Change Details

My Toolforge tool, `archive-things`, is currently downloading 7 GB of data per day, when it shouldn't be downloading anything. Its purpose is to periodically archive some web pages that frequently change to the Internet Archive, using Save Page Now (`https://web.archive.org/save/$url`). (At least some of this archival is unnecessary, but I haven't had the time to make it more efficient.) The reason this data is being downloaded to Toolforge is because the Internet Archive has been returning 404 errors for all HTTP header-only requests to `/save/*` (since about Sunday morning).
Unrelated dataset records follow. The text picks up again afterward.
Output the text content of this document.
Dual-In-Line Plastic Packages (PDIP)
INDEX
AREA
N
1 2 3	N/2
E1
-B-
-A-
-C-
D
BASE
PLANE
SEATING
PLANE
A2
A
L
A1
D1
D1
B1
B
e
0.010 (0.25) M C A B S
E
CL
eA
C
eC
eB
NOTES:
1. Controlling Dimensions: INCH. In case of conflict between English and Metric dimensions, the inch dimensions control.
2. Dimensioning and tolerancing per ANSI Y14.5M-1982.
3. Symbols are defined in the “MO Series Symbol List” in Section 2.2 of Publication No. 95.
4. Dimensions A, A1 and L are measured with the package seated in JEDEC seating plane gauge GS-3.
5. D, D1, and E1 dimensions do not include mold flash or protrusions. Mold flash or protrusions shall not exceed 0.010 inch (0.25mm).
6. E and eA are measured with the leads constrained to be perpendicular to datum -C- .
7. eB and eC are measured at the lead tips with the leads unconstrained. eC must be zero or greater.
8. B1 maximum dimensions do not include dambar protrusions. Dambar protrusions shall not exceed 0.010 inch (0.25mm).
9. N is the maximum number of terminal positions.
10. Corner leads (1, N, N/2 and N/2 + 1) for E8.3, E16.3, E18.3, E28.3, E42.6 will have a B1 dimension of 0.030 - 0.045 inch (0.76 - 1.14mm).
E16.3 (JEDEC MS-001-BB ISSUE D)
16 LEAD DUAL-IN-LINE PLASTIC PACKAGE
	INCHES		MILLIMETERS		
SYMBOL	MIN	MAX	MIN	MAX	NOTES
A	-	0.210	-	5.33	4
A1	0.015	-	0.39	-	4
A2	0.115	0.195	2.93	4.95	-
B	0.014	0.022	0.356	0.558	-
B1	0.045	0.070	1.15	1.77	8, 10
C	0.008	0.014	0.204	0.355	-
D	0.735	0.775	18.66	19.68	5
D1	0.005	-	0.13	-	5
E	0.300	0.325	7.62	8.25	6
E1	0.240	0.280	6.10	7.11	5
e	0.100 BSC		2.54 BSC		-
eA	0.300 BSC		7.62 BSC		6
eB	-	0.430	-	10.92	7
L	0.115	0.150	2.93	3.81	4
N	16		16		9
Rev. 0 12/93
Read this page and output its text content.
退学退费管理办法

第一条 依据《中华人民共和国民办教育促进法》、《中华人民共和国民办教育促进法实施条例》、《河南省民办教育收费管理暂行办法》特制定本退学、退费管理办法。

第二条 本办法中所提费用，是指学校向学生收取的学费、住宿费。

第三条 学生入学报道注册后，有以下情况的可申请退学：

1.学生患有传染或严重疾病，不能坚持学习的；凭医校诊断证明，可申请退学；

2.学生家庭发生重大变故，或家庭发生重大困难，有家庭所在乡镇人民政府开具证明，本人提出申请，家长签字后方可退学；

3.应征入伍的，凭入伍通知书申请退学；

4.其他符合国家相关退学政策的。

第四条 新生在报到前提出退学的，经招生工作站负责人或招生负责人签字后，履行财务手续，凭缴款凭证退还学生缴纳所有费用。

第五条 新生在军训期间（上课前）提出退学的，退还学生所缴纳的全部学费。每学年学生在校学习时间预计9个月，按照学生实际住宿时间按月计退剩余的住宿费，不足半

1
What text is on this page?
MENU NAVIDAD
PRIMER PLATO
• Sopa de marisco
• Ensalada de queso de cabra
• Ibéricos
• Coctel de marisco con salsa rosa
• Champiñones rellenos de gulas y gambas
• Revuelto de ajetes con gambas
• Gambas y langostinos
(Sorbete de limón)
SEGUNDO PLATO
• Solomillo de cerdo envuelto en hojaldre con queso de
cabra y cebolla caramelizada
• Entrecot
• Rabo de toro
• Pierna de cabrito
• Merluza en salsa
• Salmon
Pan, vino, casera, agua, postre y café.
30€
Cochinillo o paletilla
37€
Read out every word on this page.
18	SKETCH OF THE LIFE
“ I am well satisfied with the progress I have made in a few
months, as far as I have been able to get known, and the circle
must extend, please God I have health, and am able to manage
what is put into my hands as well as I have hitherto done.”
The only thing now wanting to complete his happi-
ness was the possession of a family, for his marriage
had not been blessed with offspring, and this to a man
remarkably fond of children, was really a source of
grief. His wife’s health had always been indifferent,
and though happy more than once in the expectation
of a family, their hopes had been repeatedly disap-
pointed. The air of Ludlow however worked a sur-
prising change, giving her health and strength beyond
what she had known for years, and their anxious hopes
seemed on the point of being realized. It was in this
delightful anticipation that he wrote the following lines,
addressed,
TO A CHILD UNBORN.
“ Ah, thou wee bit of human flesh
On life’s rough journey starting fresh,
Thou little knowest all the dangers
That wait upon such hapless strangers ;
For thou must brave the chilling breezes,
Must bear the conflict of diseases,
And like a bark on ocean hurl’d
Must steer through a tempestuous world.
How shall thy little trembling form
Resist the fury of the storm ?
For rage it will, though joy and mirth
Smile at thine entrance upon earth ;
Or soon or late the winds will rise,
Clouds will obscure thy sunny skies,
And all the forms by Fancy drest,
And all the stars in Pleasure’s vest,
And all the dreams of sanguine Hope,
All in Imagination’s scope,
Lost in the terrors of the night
The default behaviour of `--spider` appears to be to only request the page header, which now returns 404s, so I have had to turn the flag off. For reference, the current code is `cat /data/project/archive-things/urls.txt | xargs -n 1 -P 7 wget -x --max-redirect=0 --retry-connrefused -t 10 -T 2`, which is submitted with `jsub` daily at 17:15 UTC. Unless there is a flag I haven't figured out how to use which would solve this issue, the only flags I can use to avoid downloads are `--max-redirect` and `--start-pos`. However, the `--start-pos` flag is not included in Toolforge's version of wget (1.15; the current version is 1.19.5 and `--start-pos` was added in 1.16). This means that all of the pages which don't redirect are currently being downloaded. Updating `wget` would remedy this issue, and it would also allow the script to retry archival on some HTTP errors (`--retry-on-http-error`, added in 1.19.1).